Its a very silly question about a very silly circuit - not your fault, its the academic who oversimplified the theory then asked you a question that has no usable practical answer who should be blamed.
Just for laughs lets see what happens if you are actually using a 2N3904.
See the graph "Base-Emitter ON Voltage vs Collector Current" on page 3 of the
Fairchild 2N3904 datasheet. You will note that the page is labelled "Typical Characteristics", which means that considerable device to device variation is likely. To give you an idea of the possible range, on page 2 H
FE@Ic = 10 mA, Vce = 1.0 V is listed as 100 to 300. That means that for a particular Ib you will get up to a 3:1 variation in Ic between different devices. Ib and to a lesser extent Ic will certainly affect Vbe. Also note the three different lines on the graph for different temperatures, and that the voltage difference between them is about three times the difference between your supposed ON state Vbe of 0.7V and off state Vbe of 0.6V. Furthermore the graph shows Ic is typically 0.1mA @Vb=0.6V, 25°C, so that means the LED will probably be glowing some when its supposed to be off.

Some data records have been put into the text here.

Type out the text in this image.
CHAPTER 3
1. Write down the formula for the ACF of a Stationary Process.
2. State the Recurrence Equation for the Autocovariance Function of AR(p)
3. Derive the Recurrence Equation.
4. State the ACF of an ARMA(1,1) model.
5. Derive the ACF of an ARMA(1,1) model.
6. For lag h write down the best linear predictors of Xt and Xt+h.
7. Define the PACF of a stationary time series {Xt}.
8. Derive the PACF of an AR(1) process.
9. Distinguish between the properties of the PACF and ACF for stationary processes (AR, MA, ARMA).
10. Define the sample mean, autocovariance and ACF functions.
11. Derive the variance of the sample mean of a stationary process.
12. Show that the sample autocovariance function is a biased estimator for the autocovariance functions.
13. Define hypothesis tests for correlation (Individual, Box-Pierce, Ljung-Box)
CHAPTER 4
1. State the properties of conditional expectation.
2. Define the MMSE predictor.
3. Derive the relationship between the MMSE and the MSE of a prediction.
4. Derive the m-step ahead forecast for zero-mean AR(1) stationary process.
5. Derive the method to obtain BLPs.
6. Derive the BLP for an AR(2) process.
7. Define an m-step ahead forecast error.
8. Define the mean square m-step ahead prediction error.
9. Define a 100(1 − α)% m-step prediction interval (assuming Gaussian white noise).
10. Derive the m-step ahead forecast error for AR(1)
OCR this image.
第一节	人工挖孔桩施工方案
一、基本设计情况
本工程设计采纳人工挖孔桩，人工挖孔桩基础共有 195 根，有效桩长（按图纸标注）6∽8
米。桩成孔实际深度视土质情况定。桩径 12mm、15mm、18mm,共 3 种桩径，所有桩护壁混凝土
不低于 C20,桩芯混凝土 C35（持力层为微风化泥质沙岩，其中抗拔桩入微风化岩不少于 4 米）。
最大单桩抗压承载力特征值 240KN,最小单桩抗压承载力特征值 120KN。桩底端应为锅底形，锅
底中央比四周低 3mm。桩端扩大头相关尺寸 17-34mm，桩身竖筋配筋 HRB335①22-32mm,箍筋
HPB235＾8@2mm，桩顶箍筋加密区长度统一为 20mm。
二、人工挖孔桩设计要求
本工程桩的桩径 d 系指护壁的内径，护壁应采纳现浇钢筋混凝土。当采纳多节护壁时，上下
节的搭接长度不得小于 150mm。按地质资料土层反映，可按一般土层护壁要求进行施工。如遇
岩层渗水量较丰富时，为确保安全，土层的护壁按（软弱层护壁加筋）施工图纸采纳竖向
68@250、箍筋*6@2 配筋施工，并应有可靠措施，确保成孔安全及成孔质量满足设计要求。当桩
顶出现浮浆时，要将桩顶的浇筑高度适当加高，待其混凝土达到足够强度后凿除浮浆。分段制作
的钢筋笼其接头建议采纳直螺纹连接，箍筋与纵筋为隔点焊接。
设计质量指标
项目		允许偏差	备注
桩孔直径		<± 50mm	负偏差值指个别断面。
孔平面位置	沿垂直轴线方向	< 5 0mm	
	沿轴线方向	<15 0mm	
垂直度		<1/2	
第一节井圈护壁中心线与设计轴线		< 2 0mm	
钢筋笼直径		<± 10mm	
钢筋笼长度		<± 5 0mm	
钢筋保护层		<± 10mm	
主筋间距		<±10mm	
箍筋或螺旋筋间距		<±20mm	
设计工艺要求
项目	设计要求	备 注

With that out of the way, to answer the question of what value R1 needs to be to give 0.6V on the base *ASS*U*ME*ing Ib is negligible, you simply solve R1,R2 as a potential divider.
The actual voltage will be less by Ib*Rth where Rth is the Thévenin equivalent resistance of the divider ( Rth=R1*R2/(R1+R2) ). and we can estimate an upper bound on Ib from the minimum H
FE@Ic = 0.1 mA of 40, so we can be fairly certain the difference due to Ib loading the divider wont be more than a couple of mV, provided the temperature is maintained at or below 25°C.
As this looks suspiciously like a badly posed homework question, I wont solve it for you.